Als iemand dwaze uitspraken vermijdt en weinig reden heeft om spijt te hebben over dwaas gedrag, dan verdient die persoon een prestigieuze positie.
子張學干祿。
子曰
多聞闕疑,
慎言其餘,
則寡尤;
多見闕殆,
慎行其餘,
則寡悔。
言寡尤,
行寡悔,
祿在其中矣。
🧧
Nu was er een bestuurslid die vroeg:
Hoe kan ik de mensen die ik bestuur het beste beheersen?
Wat Confucius zei was:
Promoveer de goedhartigen en zet de valsaards opzij, dan zullen de mensen meegaand worden.

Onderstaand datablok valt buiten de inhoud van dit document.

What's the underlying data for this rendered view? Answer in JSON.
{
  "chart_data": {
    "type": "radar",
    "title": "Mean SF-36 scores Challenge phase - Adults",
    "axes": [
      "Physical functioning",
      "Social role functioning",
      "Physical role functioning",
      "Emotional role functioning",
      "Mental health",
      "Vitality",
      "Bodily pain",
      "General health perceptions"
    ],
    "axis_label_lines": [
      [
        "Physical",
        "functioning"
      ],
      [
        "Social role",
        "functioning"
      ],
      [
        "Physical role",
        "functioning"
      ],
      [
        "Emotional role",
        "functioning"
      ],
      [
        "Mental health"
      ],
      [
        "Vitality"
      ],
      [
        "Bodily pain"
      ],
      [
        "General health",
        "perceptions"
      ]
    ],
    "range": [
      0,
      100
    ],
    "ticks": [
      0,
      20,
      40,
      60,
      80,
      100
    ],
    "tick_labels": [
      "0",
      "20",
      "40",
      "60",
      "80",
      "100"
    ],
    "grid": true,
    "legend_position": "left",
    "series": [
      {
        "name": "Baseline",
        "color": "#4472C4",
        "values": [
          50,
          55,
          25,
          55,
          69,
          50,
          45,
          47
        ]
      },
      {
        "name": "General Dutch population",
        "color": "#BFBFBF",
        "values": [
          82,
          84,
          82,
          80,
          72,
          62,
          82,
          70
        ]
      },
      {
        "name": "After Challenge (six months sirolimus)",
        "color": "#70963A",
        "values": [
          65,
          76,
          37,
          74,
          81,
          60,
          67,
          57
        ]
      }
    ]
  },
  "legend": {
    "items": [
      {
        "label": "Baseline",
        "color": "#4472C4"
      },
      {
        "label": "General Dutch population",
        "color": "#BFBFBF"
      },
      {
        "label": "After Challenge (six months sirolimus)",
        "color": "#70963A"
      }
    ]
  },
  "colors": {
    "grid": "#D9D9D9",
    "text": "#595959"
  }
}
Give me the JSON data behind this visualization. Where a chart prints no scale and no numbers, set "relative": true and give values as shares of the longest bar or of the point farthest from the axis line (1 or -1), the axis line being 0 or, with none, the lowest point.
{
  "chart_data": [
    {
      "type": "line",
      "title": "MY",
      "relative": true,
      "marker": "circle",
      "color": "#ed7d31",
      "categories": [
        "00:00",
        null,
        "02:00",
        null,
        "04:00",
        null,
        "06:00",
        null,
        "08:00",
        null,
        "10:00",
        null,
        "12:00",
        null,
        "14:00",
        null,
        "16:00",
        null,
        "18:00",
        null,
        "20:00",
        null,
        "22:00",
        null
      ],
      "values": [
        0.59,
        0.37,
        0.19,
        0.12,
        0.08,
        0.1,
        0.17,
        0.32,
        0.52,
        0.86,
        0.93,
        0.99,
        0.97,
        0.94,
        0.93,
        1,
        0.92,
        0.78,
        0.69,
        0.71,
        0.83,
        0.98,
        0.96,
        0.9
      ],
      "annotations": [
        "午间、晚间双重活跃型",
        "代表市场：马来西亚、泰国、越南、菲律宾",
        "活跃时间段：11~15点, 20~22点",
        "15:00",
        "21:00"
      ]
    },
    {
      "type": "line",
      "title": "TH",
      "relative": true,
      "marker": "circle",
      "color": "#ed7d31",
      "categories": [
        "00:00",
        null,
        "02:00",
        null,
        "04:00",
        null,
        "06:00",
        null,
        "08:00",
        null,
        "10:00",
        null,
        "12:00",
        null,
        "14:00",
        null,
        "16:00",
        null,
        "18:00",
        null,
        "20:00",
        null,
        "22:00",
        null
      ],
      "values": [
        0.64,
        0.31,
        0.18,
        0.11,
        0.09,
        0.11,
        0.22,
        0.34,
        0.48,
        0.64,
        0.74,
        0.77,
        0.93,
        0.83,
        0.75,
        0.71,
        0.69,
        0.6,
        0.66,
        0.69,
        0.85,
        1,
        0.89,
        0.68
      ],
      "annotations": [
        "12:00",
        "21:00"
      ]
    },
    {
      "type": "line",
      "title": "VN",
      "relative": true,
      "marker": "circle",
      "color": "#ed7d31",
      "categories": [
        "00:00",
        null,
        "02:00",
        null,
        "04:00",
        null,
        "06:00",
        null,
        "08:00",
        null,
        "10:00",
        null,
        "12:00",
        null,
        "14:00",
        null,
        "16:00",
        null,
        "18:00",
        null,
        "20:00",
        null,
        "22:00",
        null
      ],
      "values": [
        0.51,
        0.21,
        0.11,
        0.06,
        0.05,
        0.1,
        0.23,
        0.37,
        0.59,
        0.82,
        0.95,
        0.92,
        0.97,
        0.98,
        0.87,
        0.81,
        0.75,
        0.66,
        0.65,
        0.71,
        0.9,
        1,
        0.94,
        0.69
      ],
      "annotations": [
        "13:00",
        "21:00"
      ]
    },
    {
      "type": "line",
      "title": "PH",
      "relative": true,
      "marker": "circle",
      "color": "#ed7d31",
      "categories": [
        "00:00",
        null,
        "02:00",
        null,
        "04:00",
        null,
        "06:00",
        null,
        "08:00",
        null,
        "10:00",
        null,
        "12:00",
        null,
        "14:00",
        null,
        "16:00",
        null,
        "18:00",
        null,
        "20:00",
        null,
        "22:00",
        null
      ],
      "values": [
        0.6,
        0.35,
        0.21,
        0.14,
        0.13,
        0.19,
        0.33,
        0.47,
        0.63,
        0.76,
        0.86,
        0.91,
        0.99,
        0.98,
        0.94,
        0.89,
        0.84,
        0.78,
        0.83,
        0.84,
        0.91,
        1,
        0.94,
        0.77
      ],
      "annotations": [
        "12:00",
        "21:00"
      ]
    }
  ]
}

Promoveer de valsaards en zet de goedhartigen opzij en dan zullen de mensen beginnen dwarsliggen.
哀公問曰
何為則民服?
孔子對曰
舉直錯諸枉,
則民服;
舉枉錯諸直,
則民不服。
🧧
Een heerser vroeg hoe het volk trouw kon blijven en eer kon betuigen, met respect voor deugdzaamheid.
Wat Confucius zei was:
Laat de heerser heersen met ernstige ernst, dan zal het volk eren.
Laat de heerser kordaat zijn en sympathiek tegelijkertijd, dan zal het volk trouw blijven.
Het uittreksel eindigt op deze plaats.